Global stock markets have been pulverised. Some indexes have lost up to half their value. The Dow Jones went from 29,551 on Feb 12th to 18,591 in just five weeks. The FTSE100 has lost over 30 per cent in the same period. Both have gained some ground since, but all the expectations are, that round two of falls are on the way as the reality to the effects on the world economy unfold. The truth here is simple – as Jamie Powell at FT explains: “the problem in the era of coronavirus is that nearly all company earnings, without massive government intervention, are going to zero. Indiscriminately. So really, everything is overvalued.’

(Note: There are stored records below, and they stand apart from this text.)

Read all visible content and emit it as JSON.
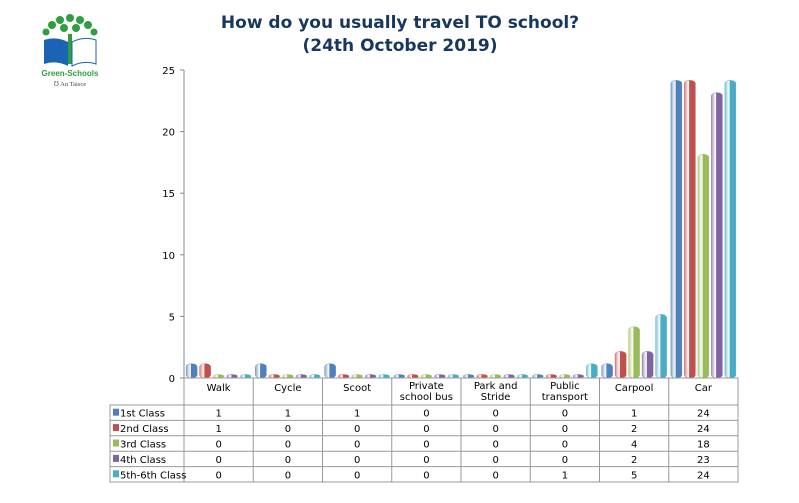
{
  "logo": {
    "name": "Green-Schools",
    "sub": "An Taisce"
  },
  "chart_data": {
    "type": "bar",
    "title": "How do you usually travel TO school?",
    "subtitle": "(24th October 2019)",
    "categories": [
      "Walk",
      "Cycle",
      "Scoot",
      "Private school bus",
      "Park and Stride",
      "Public transport",
      "Carpool",
      "Car"
    ],
    "category_lines": [
      [
        "Walk"
      ],
      [
        "Cycle"
      ],
      [
        "Scoot"
      ],
      [
        "Private",
        "school bus"
      ],
      [
        "Park and",
        "Stride"
      ],
      [
        "Public",
        "transport"
      ],
      [
        "Carpool"
      ],
      [
        "Car"
      ]
    ],
    "series": [
      {
        "name": "1st Class",
        "color": "#4f81bd",
        "values": [
          1,
          1,
          1,
          0,
          0,
          0,
          1,
          24
        ]
      },
      {
        "name": "2nd Class",
        "color": "#c0504d",
        "values": [
          1,
          0,
          0,
          0,
          0,
          0,
          2,
          24
        ]
      },
      {
        "name": "3rd Class",
        "color": "#9bbb59",
        "values": [
          0,
          0,
          0,
          0,
          0,
          0,
          4,
          18
        ]
      },
      {
        "name": "4th Class",
        "color": "#8064a2",
        "values": [
          0,
          0,
          0,
          0,
          0,
          0,
          2,
          23
        ]
      },
      {
        "name": "5th-6th Class",
        "color": "#4bacc6",
        "values": [
          0,
          0,
          0,
          0,
          0,
          1,
          5,
          24
        ]
      }
    ],
    "ylim": [
      0,
      25
    ],
    "yticks": [
      0,
      5,
      10,
      15,
      20,
      25
    ],
    "legend": "data-table"
  }
}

In 2009, the financial crisis had already crashed just about everything, and yet, earning per share the following year still fell another 23 per cent. Everyone now knows this. The trouble is, Goldman Sachs, like others are predicting worse to come with a 45 per cent earnings collapse prediction for 2020 in the Stoxx600 (European markets) – double the losses incurred compared to the financial collapse a decade earlier.

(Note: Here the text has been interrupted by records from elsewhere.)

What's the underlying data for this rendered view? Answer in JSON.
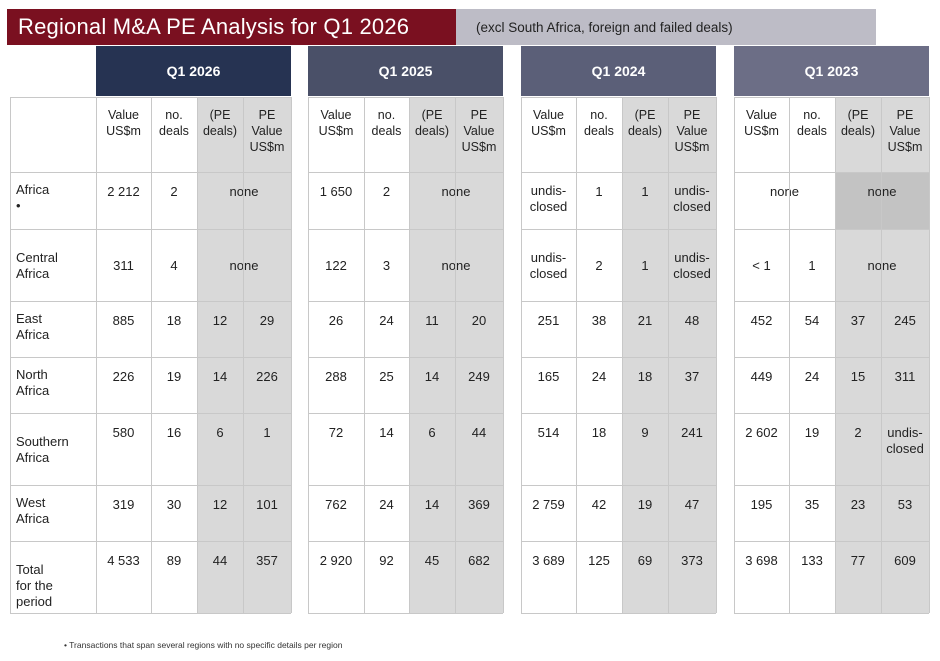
{
  "title": "Regional M&A PE Analysis for Q1 2026",
  "subtitle": "(excl South Africa, foreign and failed deals)",
  "colors": {
    "title_bg": "#7a1020",
    "subtitle_bg": "#bdbcc6",
    "q2026": "#263352",
    "q2025": "#4a5068",
    "q2024": "#5b5f78",
    "q2023": "#6c6e86",
    "shade": "#d9d9d9"
  },
  "quarters": [
    {
      "label": "Q1 2026",
      "headers": [
        "Value US$m",
        "no. deals",
        "(PE deals)",
        "PE Value US$m"
      ]
    },
    {
      "label": "Q1 2025",
      "headers": [
        "Value US$m",
        "no. deals",
        "(PE deals)",
        "PE Value US$m"
      ]
    },
    {
      "label": "Q1 2024",
      "headers": [
        "Value US$m",
        "no. deals",
        "(PE deals)",
        "PE Value US$m"
      ]
    },
    {
      "label": "Q1 2023",
      "headers": [
        "Value US$m",
        "no. deals",
        "(PE deals)",
        "PE Value US$m"
      ]
    }
  ],
  "rows": [
    {
      "label": "Africa •",
      "q2026": [
        "2 212",
        "2",
        "none"
      ],
      "q2025": [
        "1 650",
        "2",
        "none"
      ],
      "q2024": [
        "undis-closed",
        "1",
        "1",
        "undis-closed"
      ],
      "q2023": [
        "none",
        "none"
      ]
    },
    {
      "label": "Central Africa",
      "q2026": [
        "311",
        "4",
        "none"
      ],
      "q2025": [
        "122",
        "3",
        "none"
      ],
      "q2024": [
        "undis-closed",
        "2",
        "1",
        "undis-closed"
      ],
      "q2023": [
        "< 1",
        "1",
        "none"
      ]
    },
    {
      "label": "East Africa",
      "q2026": [
        "885",
        "18",
        "12",
        "29"
      ],
      "q2025": [
        "26",
        "24",
        "11",
        "20"
      ],
      "q2024": [
        "251",
        "38",
        "21",
        "48"
      ],
      "q2023": [
        "452",
        "54",
        "37",
        "245"
      ]
    },
    {
      "label": "North Africa",
      "q2026": [
        "226",
        "19",
        "14",
        "226"
      ],
      "q2025": [
        "288",
        "25",
        "14",
        "249"
      ],
      "q2024": [
        "165",
        "24",
        "18",
        "37"
      ],
      "q2023": [
        "449",
        "24",
        "15",
        "311"
      ]
    },
    {
      "label": "Southern Africa",
      "q2026": [
        "580",
        "16",
        "6",
        "1"
      ],
      "q2025": [
        "72",
        "14",
        "6",
        "44"
      ],
      "q2024": [
        "514",
        "18",
        "9",
        "241"
      ],
      "q2023": [
        "2 602",
        "19",
        "2",
        "undis-closed"
      ]
    },
    {
      "label": "West Africa",
      "q2026": [
        "319",
        "30",
        "12",
        "101"
      ],
      "q2025": [
        "762",
        "24",
        "14",
        "369"
      ],
      "q2024": [
        "2 759",
        "42",
        "19",
        "47"
      ],
      "q2023": [
        "195",
        "35",
        "23",
        "53"
      ]
    },
    {
      "label": "Total for the period",
      "q2026": [
        "4 533",
        "89",
        "44",
        "357"
      ],
      "q2025": [
        "2 920",
        "92",
        "45",
        "682"
      ],
      "q2024": [
        "3 689",
        "125",
        "69",
        "373"
      ],
      "q2023": [
        "3 698",
        "133",
        "77",
        "609"
      ]
    }
  ],
  "footnote": "•   Transactions that span several regions with no specific details per region"
}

Debt defaults will perform like the virus has – in a fashion that is highly contagious. But it hasn’t started … yet. The combination of these economic downturns will result in capital flight, then commodity price collapses (as we have seen), then onto political instability and what is termed a pervasive “risk-off” sentiment in the markets.

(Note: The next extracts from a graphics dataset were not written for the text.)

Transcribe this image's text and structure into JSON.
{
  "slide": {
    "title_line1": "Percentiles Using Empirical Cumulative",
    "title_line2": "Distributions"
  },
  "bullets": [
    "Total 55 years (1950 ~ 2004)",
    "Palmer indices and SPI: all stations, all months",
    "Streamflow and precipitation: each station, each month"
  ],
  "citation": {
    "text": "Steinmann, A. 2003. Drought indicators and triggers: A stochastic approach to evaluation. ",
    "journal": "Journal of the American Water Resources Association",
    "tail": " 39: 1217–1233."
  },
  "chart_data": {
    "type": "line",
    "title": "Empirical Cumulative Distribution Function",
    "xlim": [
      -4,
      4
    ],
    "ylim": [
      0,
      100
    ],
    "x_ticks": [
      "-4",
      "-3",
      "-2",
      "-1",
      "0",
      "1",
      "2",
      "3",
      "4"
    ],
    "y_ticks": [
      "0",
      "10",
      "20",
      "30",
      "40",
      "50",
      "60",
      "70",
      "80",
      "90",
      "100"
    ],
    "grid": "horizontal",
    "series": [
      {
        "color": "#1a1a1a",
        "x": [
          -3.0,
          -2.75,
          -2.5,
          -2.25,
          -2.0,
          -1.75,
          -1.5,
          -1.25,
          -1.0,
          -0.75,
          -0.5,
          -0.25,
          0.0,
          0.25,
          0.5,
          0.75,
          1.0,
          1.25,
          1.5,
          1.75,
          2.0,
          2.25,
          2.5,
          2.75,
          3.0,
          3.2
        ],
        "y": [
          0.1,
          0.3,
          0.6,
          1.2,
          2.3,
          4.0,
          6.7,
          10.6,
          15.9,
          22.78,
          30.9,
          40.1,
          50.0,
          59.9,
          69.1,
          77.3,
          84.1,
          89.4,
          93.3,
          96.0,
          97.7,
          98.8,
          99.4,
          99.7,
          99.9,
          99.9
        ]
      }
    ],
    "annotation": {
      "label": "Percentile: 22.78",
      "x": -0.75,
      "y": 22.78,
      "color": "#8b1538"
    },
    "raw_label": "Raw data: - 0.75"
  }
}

Corporate debt defaults will plague the markets, employment and economies for several years to come. Many companies have already been known to be locked out of refinancing or selling new debt and face a financial brick wall. Bond defaults are expected to quickly accelerate in the second half of the year. More widely, in the coming months, some countries will be unable to refinance their debts. ‘Sovereign debt crisis’ is a term you’ll hear about a lot more about in future. The IMF and World Bank will be swamped and will not be able to plug the holes.
The year 2020 is already being written into our history. It’s a civilisational story, like the world wars. The battle between us and Covid-19 will see millions infected and who knows how many will lose their lives. It will be recorded as a test of our humanity and how we closed ranks to protect ourselves. And just like the effects of any war, it will increase poverty and inequality in equal measure. The poor will be hit the worst and the rich will take it as an opportunity to make money. We really do only have one chance to get this right and there are some examples to show the way. The New Deal was a series of programs, public work projects, financial reforms, and regulations enacted by President Franklin D. Roosevelt in the United States between 1933 and 1939. It responded to needs for relief, reform, and recovery from the Great Depression. It is considered one of the greatest socio-economic reactions to market collapse and human misery ever – and got a nation back on its feet. There is no chance of such an event emanating from Trump’s America. The creation of the European Union was a response to WW2 and for decades was a great success. Currently, their finance ministers have failed to agree a bailout plan after a marathon meeting to mitigate the worst-affected member states despite more than 16 hours of negotiation.
This time, it looks far more likely that our collective human reaction will be more akin to a sinking ship. This is because half of the world’s population is now run by populists leaders. The problem this time is that there aren’t enough lifeboats having used most of them to save the banks last time.